Ein Sekundenschlaf führte zu einem Auffahrunfall zwischen Transporter und LKW. Der Unfallverursacher hatte keine Fahrerlaubnis.
Linstow: Schwerer Verkehrsunfall auf BAB 19

BAB 19/ Nossentiner Hütte (ost)
Etwa um 04:50 Uhr wurde die Autobahnpolizei Linstow über einen schweren Verkehrsunfall informiert, an dem ein Transporter und ein LKW beteiligt waren. Beide Fahrzeuge waren zuvor auf der BAB 19 im Bereich Nossentiner Hütte unterwegs.

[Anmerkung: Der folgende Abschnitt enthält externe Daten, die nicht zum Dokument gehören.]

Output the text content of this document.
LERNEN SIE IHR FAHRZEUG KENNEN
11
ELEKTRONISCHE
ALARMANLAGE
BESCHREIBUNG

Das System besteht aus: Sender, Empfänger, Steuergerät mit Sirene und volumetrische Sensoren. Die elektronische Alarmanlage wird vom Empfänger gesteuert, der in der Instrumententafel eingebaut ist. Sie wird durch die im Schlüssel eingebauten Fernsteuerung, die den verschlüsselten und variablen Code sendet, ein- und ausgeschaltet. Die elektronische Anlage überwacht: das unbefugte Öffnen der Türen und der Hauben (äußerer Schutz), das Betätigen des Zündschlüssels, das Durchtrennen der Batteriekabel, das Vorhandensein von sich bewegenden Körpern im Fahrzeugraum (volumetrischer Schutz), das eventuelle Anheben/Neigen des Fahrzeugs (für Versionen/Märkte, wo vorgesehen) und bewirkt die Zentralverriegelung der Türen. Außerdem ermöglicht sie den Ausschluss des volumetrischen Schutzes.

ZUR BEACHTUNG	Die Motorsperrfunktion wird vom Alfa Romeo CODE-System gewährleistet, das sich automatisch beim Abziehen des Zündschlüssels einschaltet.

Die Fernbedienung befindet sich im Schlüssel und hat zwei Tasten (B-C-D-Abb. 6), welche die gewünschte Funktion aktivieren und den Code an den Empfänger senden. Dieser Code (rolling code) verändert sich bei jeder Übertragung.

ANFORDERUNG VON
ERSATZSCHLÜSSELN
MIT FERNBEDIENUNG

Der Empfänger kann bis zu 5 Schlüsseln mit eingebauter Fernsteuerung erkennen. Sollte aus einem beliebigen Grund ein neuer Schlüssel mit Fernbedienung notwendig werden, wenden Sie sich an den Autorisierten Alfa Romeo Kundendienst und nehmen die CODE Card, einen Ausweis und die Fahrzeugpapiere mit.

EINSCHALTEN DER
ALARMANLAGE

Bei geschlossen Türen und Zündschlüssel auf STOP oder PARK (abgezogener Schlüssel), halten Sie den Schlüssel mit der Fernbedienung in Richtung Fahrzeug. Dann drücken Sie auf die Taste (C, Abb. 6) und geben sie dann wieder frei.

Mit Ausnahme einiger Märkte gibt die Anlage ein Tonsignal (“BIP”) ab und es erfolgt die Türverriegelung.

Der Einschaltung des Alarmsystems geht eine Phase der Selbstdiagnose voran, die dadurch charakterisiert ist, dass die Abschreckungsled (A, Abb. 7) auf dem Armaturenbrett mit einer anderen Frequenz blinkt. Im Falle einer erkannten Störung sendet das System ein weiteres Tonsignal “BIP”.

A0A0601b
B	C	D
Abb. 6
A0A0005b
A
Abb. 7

Nach aktuellen Informationen kann der mutmaßliche Unfallhergang wie folgt beschrieben werden. Der 20-jährige Fahrer des Transporters fiel aufgrund von Übermüdung zunächst in einen Sekundenschlaf, während er in Richtung Rostock fuhr. Anschließend übersah der aus Rumänien stammende Fahrer den vor ihm fahrenden LKW, was zu einem Auffahrunfall zwischen beiden Fahrzeugen führte. Der Fahrer des Transporters erlitt leichte Verletzungen, während sein 18-jähriger Beifahrer, ebenfalls aus Rumänien, schwer verletzt wurde. Zum genauen Verletzungsbild liegen derzeit keine Informationen vor. Der 55-jährige Fahrer des LKW aus der Slowakei blieb unverletzt.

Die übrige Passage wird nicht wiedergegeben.